Why does the first sentence begin with "Although"? The entire science article begins with the assumption that Japanese vaccine policies are woefully backward and absurd, because Japan does not have any government mandates regarding vaccines. Yet, if government-mandated vaccines are crucial to stopping the spread of disease, the situation that same article so blithely described above should be literally impossible. Japan has no government mandates, so it should be suffering from an enormous caseload of measles. But it doesn't. Japan is measles-free. This is documented fact. So, why is the US government involved in protecting vaccine manufacturers when the Japanese have shown us that this is not necessary?

We can ask the same question in another way: exactly how dangerous are these diseases when compared to the vaccines we use to fight them? Well, let's take measles as an example. The United States has a population of 330,000,000. There have only been 1282 measles cases in 2019 (and this is a HIGH year). So, the chances of getting measles is currently about 1 in 260,000.

Currently, the chance of even catching measles is lower than the odds of being struck by lightning (1 in 180,746). Once you have contracted the disease, the risk of an adverse measles consequence, like pneumonia, is about 1 in 20. The worst adverse reaction is the least common: only 0.2% of the people who contract measles actually die from measles (and the risk of dying can be cut by 50% if vitamin A supplements are provided). So, which is more dangerous? The measles vaccine or the measles?

To find out, multiply the possibility of catching measles (1 in 260,000) with the possibility of serious adverse reaction (1 in 20) and you have roughly 1 in 5 million chance of suffering an adverse reaction from measles. Compare this to the CDC's estimate of the likelihood of an adverse reaction to the vaccine. According to the CDC, the chance of an adverse vaccine reaction is one in a million. So, here is the paradox: vaccines have worked so well for the general population that a statistician can reasonably argue s/he is five times safer to refuse to vaccinate and risk catching measles than s/he is to get the measles vaccine.
Are anti-vax fears that vaccines will harm or kill their children rational? In many cases, those fears are not rational: many anti-vaxxers fear vaccines on completely irrational, essentially superstitious, grounds. But not always.

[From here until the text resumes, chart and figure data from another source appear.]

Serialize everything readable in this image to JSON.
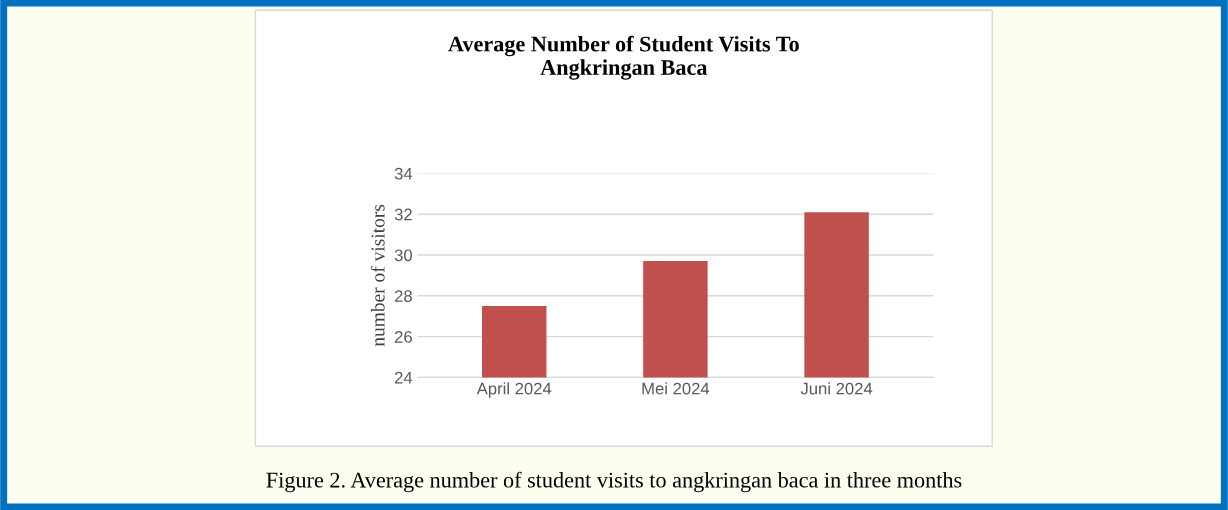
{
  "chart_data": {
    "type": "bar",
    "title": "Average Number of Student Visits To\nAngkringan Baca",
    "ylabel": "number of visitors",
    "categories": [
      "April 2024",
      "Mei 2024",
      "Juni 2024"
    ],
    "values": [
      27.5,
      29.7,
      32.1
    ],
    "color": "#c0504d",
    "ylim": [
      24,
      34
    ],
    "yticks": [
      24,
      26,
      28,
      30,
      32,
      34
    ],
    "grid": "y",
    "annotations": [
      "Figure 2. Average number of student visits to angkringan baca in three months"
    ]
  }
}
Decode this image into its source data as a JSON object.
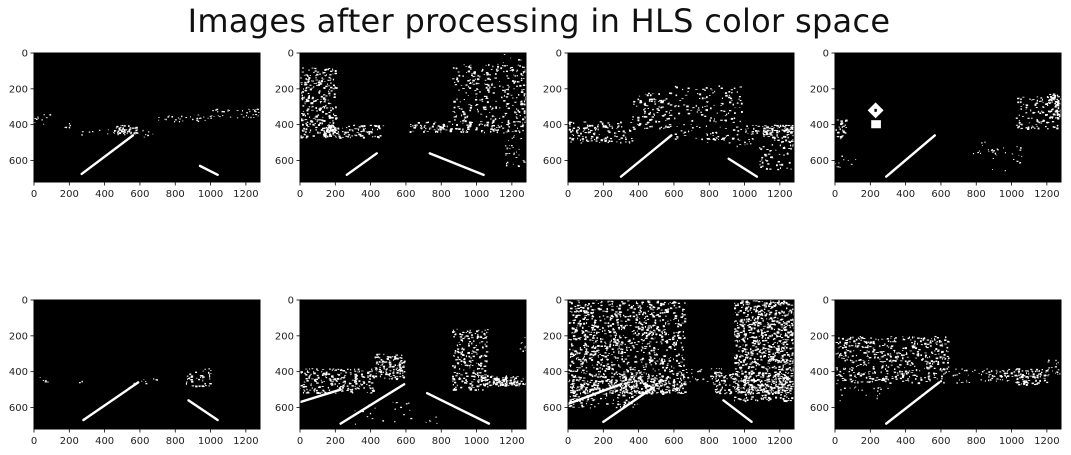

We must admit that some of their fears are grounded in facts which the official narrative either seriously underplays or completely dismiss. The facts, indeed, the CDC's own website, demonstrate vaccines are not completely safe. The facts do not support the idea that government-mandated vaccines, and government-funded protection of vaccine companies, are warranted. US vaccine policy does raise valid questions: if vaccines are completely safe, why DO we have government mandates and government immunity for vaccine manufacturing companies? If the individual is duty-bound to bear possibly adverse consequences of the vaccine, from whence comes this duty? When does society have the right to compel an individual to risk personal harm in order to assure a common good?

The anti-vaxxers frequently offer irrational arguments, but the pro-vax arguments aren't fully rational either, at least not from a mathematical perspective. 
Both sides need to acknowledge that the other side has valid points. It is amazing how many people on both sides of the aisle are unwilling to acknowledge that the situation is not necessarily as clear-cut as either side paints it.